Wenn das Kinderzimmer zur Produktionsstätte wird
Die Realität in deutschen Haushalten ist erschreckender, als mancher wahrhaben möchte. Eltern inszenieren ihre Sprösslinge für Klicks und Werbeeinnahmen, filmen intime Familienmomente und verkaufen die Privatsphäre ihrer Kinder an den Meistbietenden. Was als harmloser "Family-Content" daherkommt, ist in Wahrheit nichts anderes als Kinderarbeit – nur eben ohne die Schutzbestimmungen, die für Kinderschauspieler selbstverständlich gelten.
Bundesgesundheitsministerin Nina Warken, zugleich Vorsitzende der Frauen Union, bringt es auf den Punkt:
"Kinderrechte enden nicht in den sozialen Medien. Auch im Netz muss gelten: Kindeswohl statt Kommerz."Eine Aussage, die man nur unterstreichen kann. Denn während der Gesetzgeber bei Theateraufführungen und Rundfunkproduktionen penibel auf den Schutz minderjähriger Darsteller achtet, herrscht im digitalen Raum weitgehend Wildwest.
Der Antrag im Detail: Endlich klare Regeln
Der Antragsentwurf sieht vor, dass Kinder unter 15 Jahren, die von ihren Eltern oder Dritten zu kommerziellen Zwecken im Internet präsentiert werden, künftig nur noch mit vorheriger Genehmigung und unter strengen Auflagen tätig werden dürfen. Die Produktion von Social-Media-Inhalten zu Werbezwecken soll im Jugendarbeitsschutzgesetz explizit als Arbeit definiert werden.

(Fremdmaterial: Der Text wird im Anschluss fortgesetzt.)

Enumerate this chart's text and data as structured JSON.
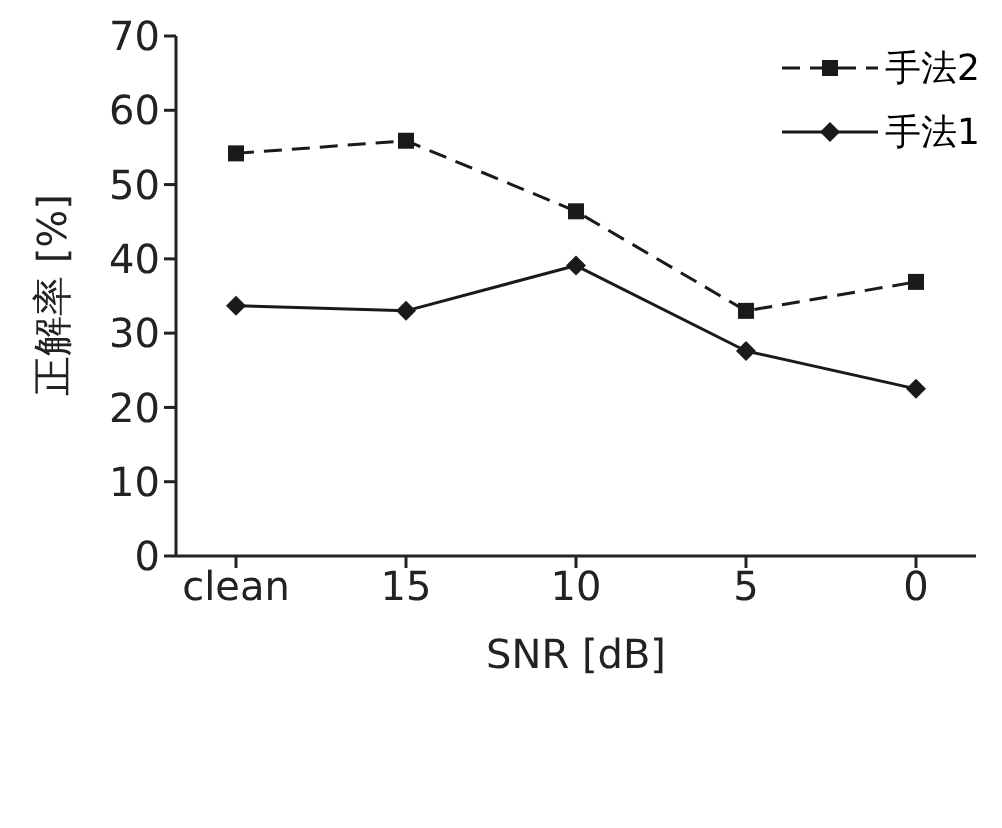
{
  "chart_data": {
    "type": "line",
    "xlabel": "SNR [dB]",
    "ylabel": "正解率 [%]",
    "categories": [
      "clean",
      "15",
      "10",
      "5",
      "0"
    ],
    "series": [
      {
        "name": "手法2",
        "color": "#1a1a1a",
        "marker": "square",
        "line_style": "dashed",
        "values": [
          54.2,
          55.9,
          46.4,
          33,
          36.9
        ]
      },
      {
        "name": "手法1",
        "color": "#1a1a1a",
        "marker": "diamond",
        "line_style": "solid",
        "values": [
          33.7,
          33,
          39.1,
          27.6,
          22.5
        ]
      }
    ],
    "ylim": [
      0,
      70
    ],
    "yticks": [
      0,
      10,
      20,
      30,
      40,
      50,
      60,
      70
    ],
    "grid": false,
    "legend": "top right"
  }
}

Es ist bezeichnend, dass ausgerechnet die konservativen Kräfte in der Union dieses Thema aufgreifen. Während progressive Kreise gerne von Kinderrechten schwadronieren, sind es traditionell orientierte Politiker, die den Schutz der Familie und insbesondere der Schwächsten – der Kinder – tatsächlich ernst nehmen. Die Warnung der Ministerin, dass Kinder manchmal sogar vor ihren eigenen Eltern geschützt werden müssten, mag hart klingen, trifft aber den Kern des Problems.
Ein gesellschaftliches Phänomen mit fatalen Folgen
Die Kommerzialisierung der Kindheit durch soziale Medien ist ein Symptom einer Gesellschaft, die zunehmend ihre Werte verliert. Wenn Eltern ihre Kinder als Einnahmequelle betrachten und deren intimste Momente der Öffentlichkeit preisgeben, dann stimmt etwas grundlegend nicht. Die psychologischen Langzeitfolgen für die betroffenen Kinder sind kaum absehbar – von Identitätsproblemen bis hin zu späteren Traumata.
Es bleibt zu hoffen, dass der CDU-Parteitag diesen Antrag annimmt und die neue Bundesregierung unter Friedrich Merz endlich handelt. Deutschland braucht klare Regeln, die Kinder vor der Gier ihrer Eltern und der Algorithmen schützen. Traditionelle Werte wie der Schutz der Familie und der Kindheit dürfen nicht dem digitalen Zeitgeist geopfert werden.